It is easy to brag about how our last name means princess but it is very hard to become that princess. All my life, I have explained to people what Kaur means but I never understood myself. Does a girl become a princess by perfectly styled hair, jewelry, make up, dress and an attitude to match? Or does a girl become a princess by her actions? What is more important look, actions or both?
I spent 20 years of my life chasing after the beauty queen look so I can be princess just like my name suggests. Fortunately (at the time unfortunately) for me my parents were against make up, cutting hair, revealing clothes and just about everything that I believe would make me glamorous. My parents were against it but that didn’t stop me from trying, after all I had to live up to my name. For 20 years I tried to do whatever possible to look like a princess. But I never achieved nothing more than becoming daddy’s little princess, just like every other girl.

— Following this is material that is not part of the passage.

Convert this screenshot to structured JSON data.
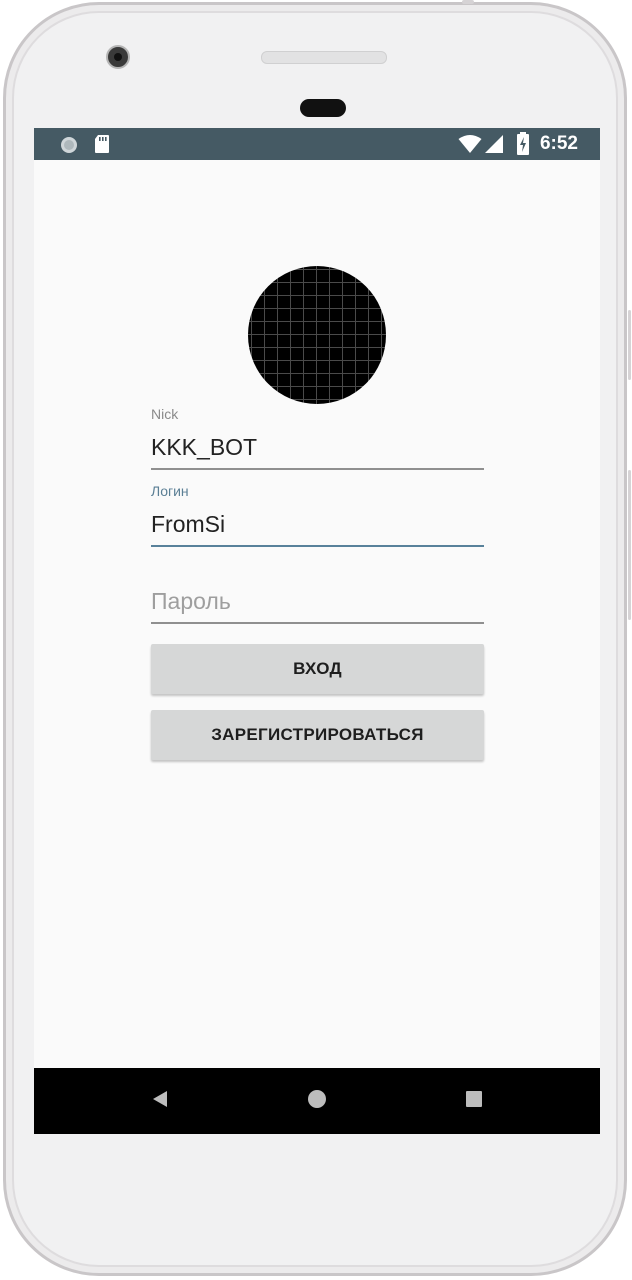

Then I meet a true Kaur that taught me showed me what being a princess is all about.
Tall and proud she stood in a crowded room where no one else could even compare to her. She was one of the three turbaned women in the room that day but yet, she was nothing like the others. She had on the simplest white bana, turban (no ornaments) and easy smile. I knew I wanted to be like her and approached her to ask her secret, how did she become a princess? I asked question after question and she just smiled, laughed and answered each question. I quickly learned she had discovered Sikh less than a year and immersed herself so deeply into it that she wore her bana and turban at all times. I had been a Sikh for 20 years and had never worn the bana or a turban. She was going to take amrit after having been a Sikh for less than a year. I had been a Sikh for 20 years, considered taking Amrit but had never been so passionate about it, not like her. Talking to her that day, made me realize she was the true daughter of Guru Gobind Singh Ji and I was just an imposter. I wanted to be a princess, a true daughter of Guru Gobind Singh Ji and I knew I couldn’t do it alone.
I asked this princess to give me a crown, a turban of my own. The next week she showed up to Gurudwara Sahib with enough turban material to tie turbans on the whole Punjabi class. That day only two students had the desire to receive the beautiful gift she brought; luckily I was one of them. After that she came just one more week and helped me tie my turban. In those two weeks the sangat got used to seeing me in a turban and I got scared of going turban less to the Gurudwara for people might think I was just doing it to impress my new friend. So every Sunday for about a month or two I would tie a turban and if it didn’t work out nice, I would just cover with my chuni. After Gurudwara Sahib I would head to work in my bana and talk to my customers about Sikhi and the turban. I became the Sunday Sikh.
The Sangat didn’t mind but my customers quickly caught up and questioned my Sunday Sikh appearance and attitude. I was still an imposter, still not a princess. So, I started wearing the turban a couple times a week. I figured it’s hard to wear a turban because it comes with great responsibility. Every time I tie it, I have to always smile, be kind, live up to Sikhi like Guru Ji wanted us to and pretty much be the perfect princess. It is not easy work being a princess and I just wasn’t ready for it. It is easy to look like a princess but hard to become a true princess. As I struggled to wear my turban every day and act like a true princess, the good sikh sangat in my life began pestering me about reading my nitnem. Slowly but surely with help of the good sangat in my life I incorporated nitnem in my life and with the encouragement from the customers at work, I incorporated the turban as my daily wear. I took a big step towards becoming a princess by doing that.
The Nitnem brought a change within me and the bana supported the change on the outside. Without even realizing it, when I least expected it, I became a princess. I am not a full-fledged princess of Guru Gobind Singh Ji yet because I have not received the blessings of Amrit to officially proclaim me a princess. But I am a princess in training that is almost ready to be blessed. Today a random stranger came up to me and said I looked like a princess because of the beautiful turban on my head. Here is random stranger that has no clue who Sikhs are, what the turban means but still knows it transforms a Kaur into a princess.
I am sorry Guru Ji that I came so late to you and wasted 20 years of the precious life you gave me being the false princess. Guru Ji, please bless me with Amrit soon and allow me to remain a true princess for life.